The Curious Absence of Commerce: It is a rare day indeed that journalists will cover a topic that relates to the business or economic vitality of communities of color – almost as if it does not exist. This should not be so difficult in a metro area where minority-owned businesses contribute significantly to the area’s economy. In the most recent Survey of Business Owners, the Census Bureau tells us that in the Dallas/Ft. Worth metro area, there were 80,994 Black, 117,592 Hispanic and 52,456 Asian business owners with 2012 sales of $37 billion. In addition, the aggregate household income (or crude measure of buying power) for Black, Latino and Asian consumers totals to $63.3 billion – or 31 percent of the metro’s total buying power of $204 billion. Despite the large presence of minority-owned businesses and surveys that document the consumer behavior and buying power of multicultural consumers, business journalists seem to find it more rewarding to cover ethnic celebrations, food, and occasional problems at ethnic chambers of commerce. Clearly, there is significant room for improvement in the business section of news media.
Segregated media: The failure of mainstream media to address the information needs of diverse communities has fueled the growth of ethnic media, which often provides more relevant content to its audiences. However, this trend has further segregated our communities as mainstream journalists and media become increasingly comfortable with the notion that ethnic media are best suited to handle news about ethnic communities. Segregated media, unfortunately, further decreases the likelihood that community residents will become familiar with the lifestyles and achievements of other members of their communities, especially in areas like economics, civic and political participation, educational attainment, technology, scientific innovations, and religion.
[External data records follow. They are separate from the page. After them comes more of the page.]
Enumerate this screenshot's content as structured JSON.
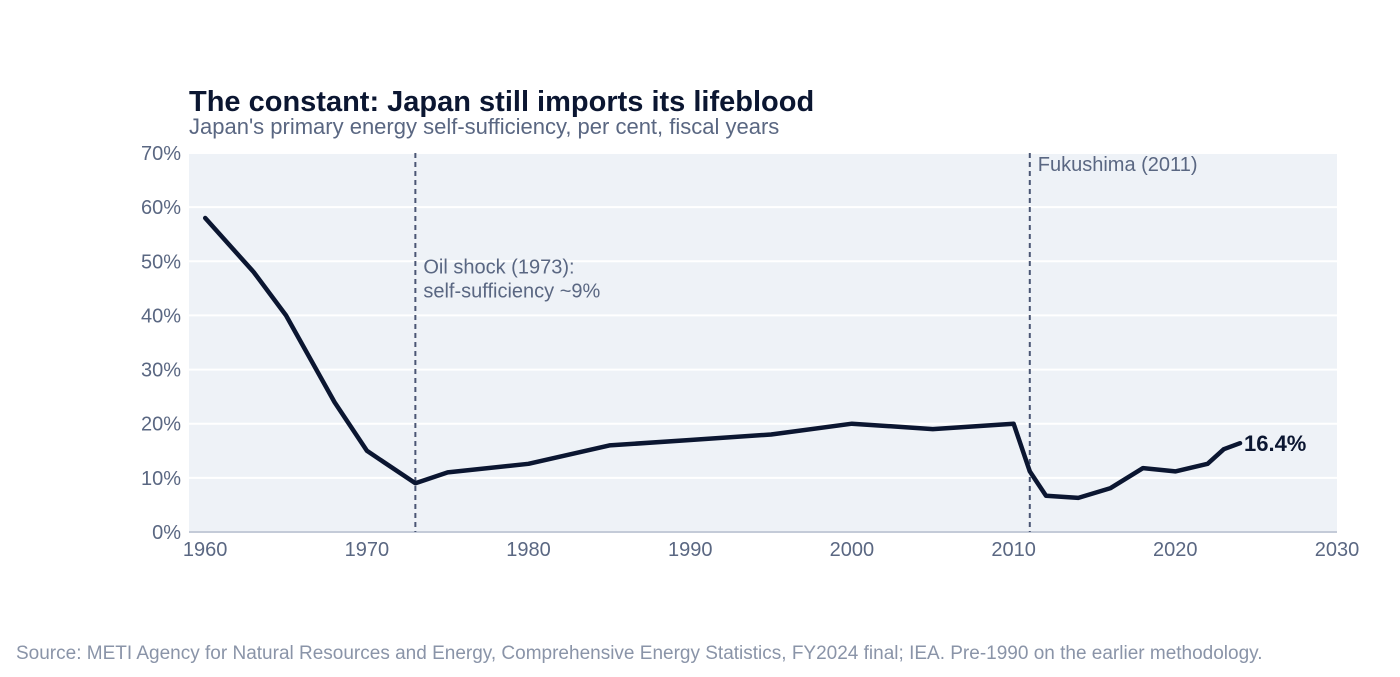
{
  "chart_data": {
    "type": "line",
    "title": "The constant: Japan still imports its lifeblood",
    "subtitle": "Japan's primary energy self-sufficiency, per cent, fiscal years",
    "xlabel": "",
    "ylabel": "",
    "xlim": [
      1959,
      2030
    ],
    "ylim": [
      0,
      70
    ],
    "x_ticks": [
      1960,
      1970,
      1980,
      1990,
      2000,
      2010,
      2020,
      2030
    ],
    "y_ticks": [
      0,
      10,
      20,
      30,
      40,
      50,
      60,
      70
    ],
    "y_tick_suffix": "%",
    "grid": "horizontal",
    "colors": {
      "line": "#0b1631",
      "plot_bg": "#eef2f7",
      "grid": "#ffffff",
      "annotation": "#4a5674",
      "text_muted": "#5a6782"
    },
    "series": [
      {
        "x": [
          1960,
          1963,
          1965,
          1968,
          1970,
          1973,
          1975,
          1980,
          1985,
          1990,
          1995,
          2000,
          2005,
          2010,
          2011,
          2012,
          2014,
          2016,
          2018,
          2020,
          2022,
          2023,
          2024
        ],
        "values": [
          58,
          48,
          40,
          24,
          15,
          9,
          11,
          12.6,
          16,
          17,
          18,
          20,
          19,
          20,
          11.2,
          6.7,
          6.3,
          8.1,
          11.8,
          11.2,
          12.6,
          15.3,
          16.4
        ]
      }
    ],
    "end_label": "16.4%",
    "annotations": [
      {
        "x": 1973,
        "lines": [
          "Oil shock (1973):",
          "self-sufficiency ~9%"
        ],
        "label_y": 49
      },
      {
        "x": 2011,
        "lines": [
          "Fukushima (2011)"
        ],
        "label_y": 68
      }
    ],
    "source": "Source: METI Agency for Natural Resources and Energy, Comprehensive Energy Statistics, FY2024 final; IEA. Pre-1990 on the earlier methodology."
  }
}
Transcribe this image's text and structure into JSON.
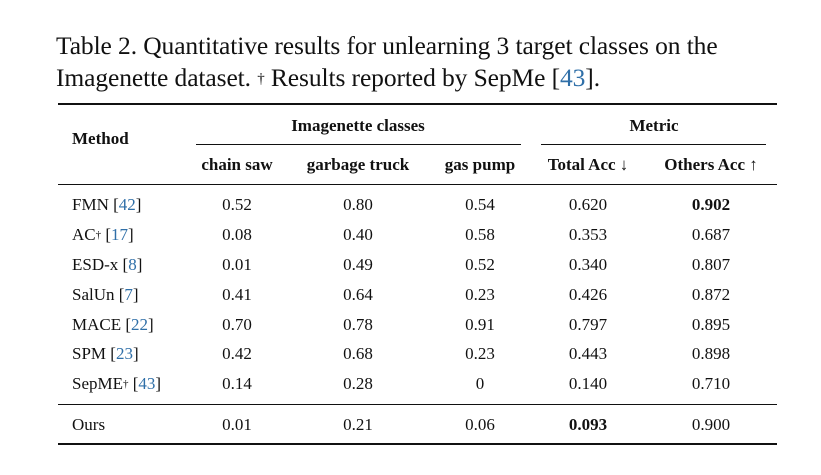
{
  "caption": {
    "part1": "Table 2. Quantitative results for unlearning 3 target classes on the Imagenette dataset.",
    "dagger": "†",
    "part2": "Results reported by SepMe [",
    "ref": "43",
    "part3": "]."
  },
  "table": {
    "group_headers": {
      "method": "Method",
      "classes": "Imagenette classes",
      "metric": "Metric"
    },
    "columns": [
      "chain saw",
      "garbage truck",
      "gas pump",
      "Total Acc ↓",
      "Others Acc ↑"
    ],
    "rows": [
      {
        "method": "FMN",
        "dagger": "",
        "ref": "42",
        "values": [
          "0.52",
          "0.80",
          "0.54",
          "0.620",
          "0.902"
        ]
      },
      {
        "method": "AC",
        "dagger": "†",
        "ref": "17",
        "values": [
          "0.08",
          "0.40",
          "0.58",
          "0.353",
          "0.687"
        ]
      },
      {
        "method": "ESD-x",
        "dagger": "",
        "ref": "8",
        "values": [
          "0.01",
          "0.49",
          "0.52",
          "0.340",
          "0.807"
        ]
      },
      {
        "method": "SalUn",
        "dagger": "",
        "ref": "7",
        "values": [
          "0.41",
          "0.64",
          "0.23",
          "0.426",
          "0.872"
        ]
      },
      {
        "method": "MACE",
        "dagger": "",
        "ref": "22",
        "values": [
          "0.70",
          "0.78",
          "0.91",
          "0.797",
          "0.895"
        ]
      },
      {
        "method": "SPM",
        "dagger": "",
        "ref": "23",
        "values": [
          "0.42",
          "0.68",
          "0.23",
          "0.443",
          "0.898"
        ]
      },
      {
        "method": "SepME",
        "dagger": "†",
        "ref": "43",
        "values": [
          "0.14",
          "0.28",
          "0",
          "0.140",
          "0.710"
        ]
      }
    ],
    "ours": {
      "method": "Ours",
      "values": [
        "0.01",
        "0.21",
        "0.06",
        "0.093",
        "0.900"
      ]
    },
    "bold_cells": [
      "FMN.Others Acc",
      "Ours.Total Acc"
    ]
  }
}
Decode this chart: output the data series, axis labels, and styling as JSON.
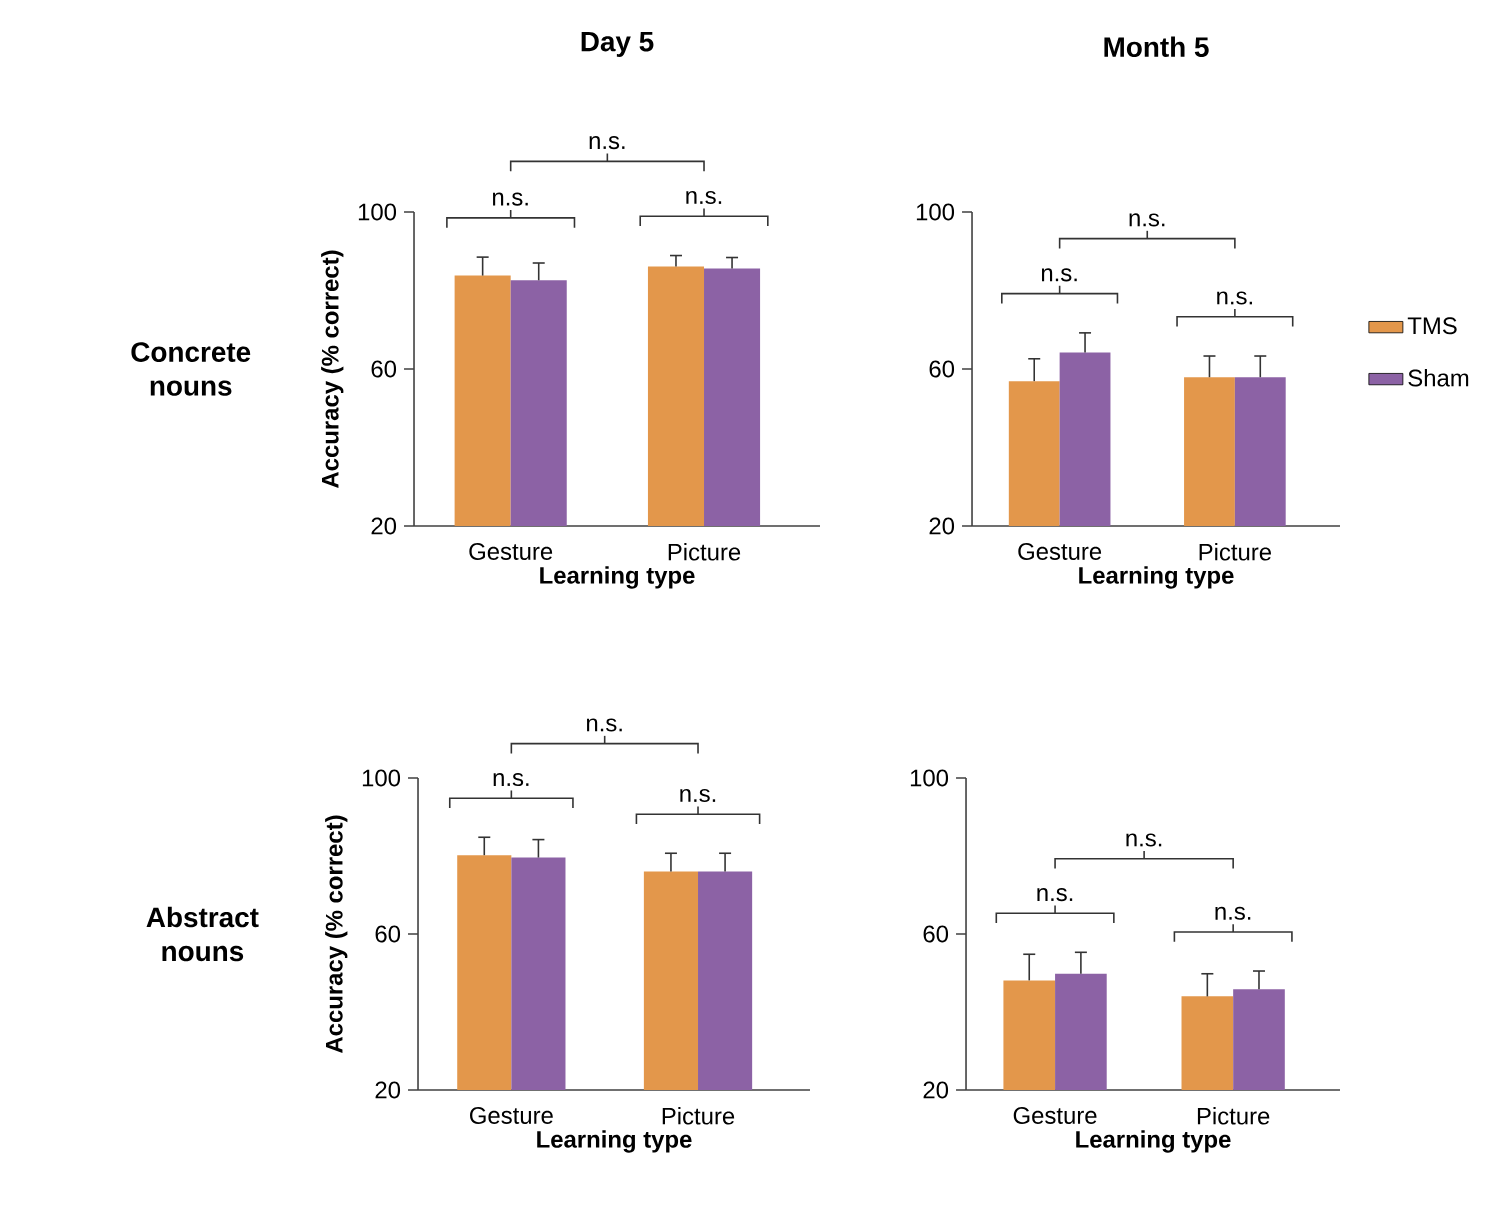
{
  "chart_data": [
    {
      "type": "bar",
      "title": "Day 5",
      "xlabel": "Learning type",
      "ylabel": "Accuracy (% correct)",
      "categories": [
        "Gesture",
        "Picture"
      ],
      "series": [
        {
          "color": "#e3974b",
          "values": [
            83.8,
            86.1
          ],
          "errors": [
            4.7,
            2.8
          ]
        },
        {
          "color": "#8c62a5",
          "values": [
            82.6,
            85.6
          ],
          "errors": [
            4.4,
            2.8
          ]
        }
      ],
      "ylim": [
        20,
        100
      ],
      "yticks": [
        20,
        60,
        100
      ],
      "annotations": [
        "n.s.",
        "n.s.",
        "n.s.",
        "Concrete nouns"
      ]
    },
    {
      "type": "bar",
      "title": "Month 5",
      "xlabel": "Learning type",
      "categories": [
        "Gesture",
        "Picture"
      ],
      "series": [
        {
          "name": "TMS",
          "color": "#e3974b",
          "values": [
            56.9,
            57.9
          ],
          "errors": [
            5.7,
            5.4
          ]
        },
        {
          "name": "Sham",
          "color": "#8c62a5",
          "values": [
            64.2,
            57.9
          ],
          "errors": [
            5.0,
            5.4
          ]
        }
      ],
      "ylim": [
        20,
        100
      ],
      "yticks": [
        20,
        60,
        100
      ],
      "legend": "right",
      "annotations": [
        "n.s.",
        "n.s.",
        "n.s."
      ]
    },
    {
      "type": "bar",
      "xlabel": "Learning type",
      "ylabel": "Accuracy (% correct)",
      "categories": [
        "Gesture",
        "Picture"
      ],
      "series": [
        {
          "color": "#e3974b",
          "values": [
            80.2,
            76.0
          ],
          "errors": [
            4.6,
            4.7
          ]
        },
        {
          "color": "#8c62a5",
          "values": [
            79.6,
            76.0
          ],
          "errors": [
            4.6,
            4.7
          ]
        }
      ],
      "ylim": [
        20,
        100
      ],
      "yticks": [
        20,
        60,
        100
      ],
      "annotations": [
        "n.s.",
        "n.s.",
        "n.s.",
        "Abstract nouns"
      ]
    },
    {
      "type": "bar",
      "xlabel": "Learning type",
      "categories": [
        "Gesture",
        "Picture"
      ],
      "series": [
        {
          "color": "#e3974b",
          "values": [
            48.1,
            44.0
          ],
          "errors": [
            6.7,
            5.8
          ]
        },
        {
          "color": "#8c62a5",
          "values": [
            49.8,
            45.8
          ],
          "errors": [
            5.5,
            4.7
          ]
        }
      ],
      "ylim": [
        20,
        100
      ],
      "yticks": [
        20,
        60,
        100
      ],
      "annotations": [
        "n.s.",
        "n.s.",
        "n.s."
      ]
    }
  ]
}
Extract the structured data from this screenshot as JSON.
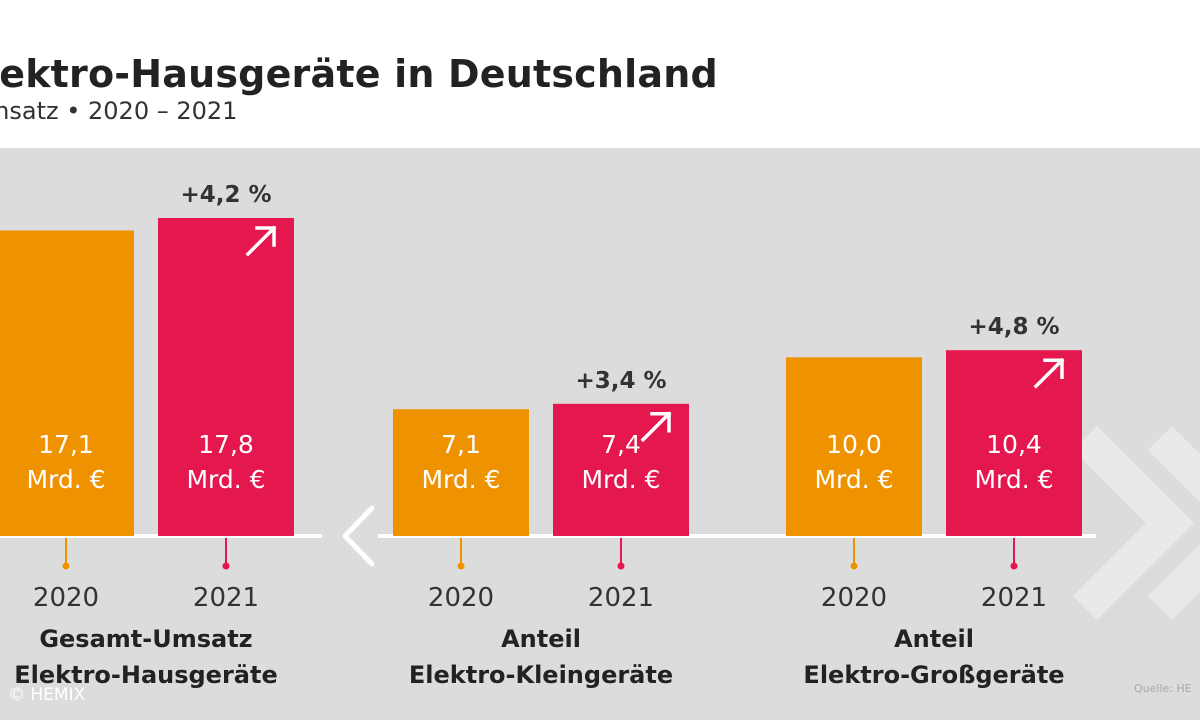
{
  "header": {
    "title": "lektro-Hausgeräte in Deutschland",
    "subtitle": "msatz • 2020 – 2021"
  },
  "colors": {
    "y2020": "#ef9200",
    "y2021": "#e4174f",
    "background": "#dcdcdc"
  },
  "chart_data": {
    "type": "bar",
    "title": "lektro-Hausgeräte in Deutschland",
    "subtitle": "msatz • 2020 – 2021",
    "unit": "Mrd. €",
    "years": [
      "2020",
      "2021"
    ],
    "groups": [
      {
        "label_lines": [
          "Gesamt-Umsatz",
          "Elektro-Hausgeräte"
        ],
        "values": [
          17.1,
          17.8
        ],
        "value_labels": [
          "17,1",
          "17,8"
        ],
        "change": "+4,2 %"
      },
      {
        "label_lines": [
          "Anteil",
          "Elektro-Kleingeräte"
        ],
        "values": [
          7.1,
          7.4
        ],
        "value_labels": [
          "7,1",
          "7,4"
        ],
        "change": "+3,4 %"
      },
      {
        "label_lines": [
          "Anteil",
          "Elektro-Großgeräte"
        ],
        "values": [
          10.0,
          10.4
        ],
        "value_labels": [
          "10,0",
          "10,4"
        ],
        "change": "+4,8 %"
      }
    ],
    "ylim": [
      0,
      17.8
    ]
  },
  "footer": {
    "copyright": "© HEMIX",
    "source": "Quelle: HE"
  }
}
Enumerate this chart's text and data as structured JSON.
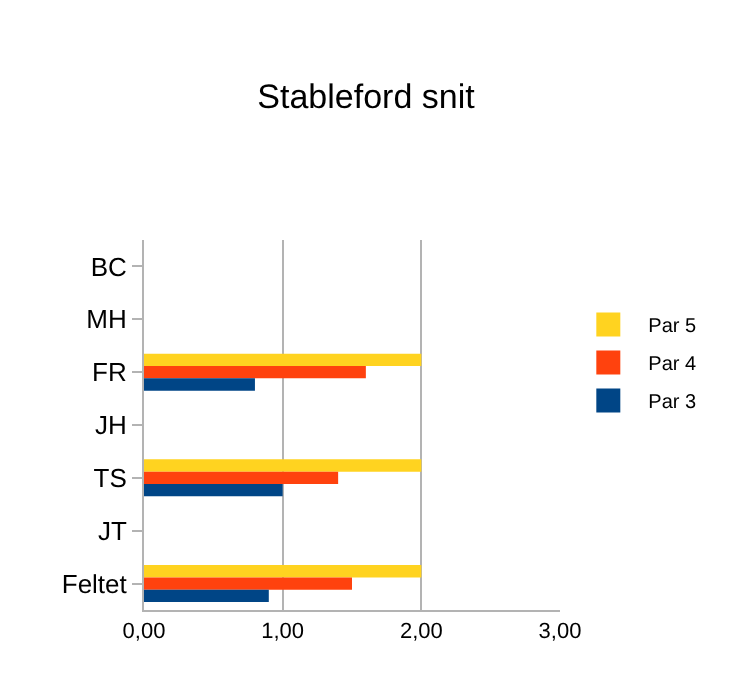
{
  "chart_data": {
    "type": "bar",
    "orientation": "horizontal",
    "title": "Stableford snit",
    "categories": [
      "BC",
      "MH",
      "FR",
      "JH",
      "TS",
      "JT",
      "Feltet"
    ],
    "series": [
      {
        "name": "Par 5",
        "color": "#ffd320",
        "values": [
          null,
          null,
          2.0,
          null,
          2.0,
          null,
          2.0
        ]
      },
      {
        "name": "Par 4",
        "color": "#ff420e",
        "values": [
          null,
          null,
          1.6,
          null,
          1.4,
          null,
          1.5
        ]
      },
      {
        "name": "Par 3",
        "color": "#004586",
        "values": [
          null,
          null,
          0.8,
          null,
          1.0,
          null,
          0.9
        ]
      }
    ],
    "xlim": [
      0,
      3
    ],
    "xticks": [
      {
        "value": 0,
        "label": "0,00"
      },
      {
        "value": 1,
        "label": "1,00"
      },
      {
        "value": 2,
        "label": "2,00"
      },
      {
        "value": 3,
        "label": "3,00"
      }
    ],
    "grid": "x",
    "legend": "right"
  }
}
Of course, the media industry is only one of many factors that contribute to the increasing segregation of our communities. Nonetheless, journalists and media executives need to be held accountable for the role that their media products play in creating and reinforcing the negative stereotypes and unbalanced portrayals of communities of color.
Hiring more Black and Latino journalists, while important, is not sufficient as long as the final word on news content remains in the hands of media executives who are indifferent to these blind spots. We will know when we have achieved some measure of success when mainstream media, in particular, begins to include more balanced news content about communities of color, expands the diversity of views by local opinion writers or experts, and utilizes more credible opinion polls of our communities.
By eliminating these blind spots, media executives will likely expand the diversity of ideas in news reports, include more balanced portrayals of communities of color, and perhaps become more relevant to their diverse news audiences.
Dr. Edward T. Rincón, Ph.D., is president of Dallas-based Rincón & Associates LLC and is a research psychologist.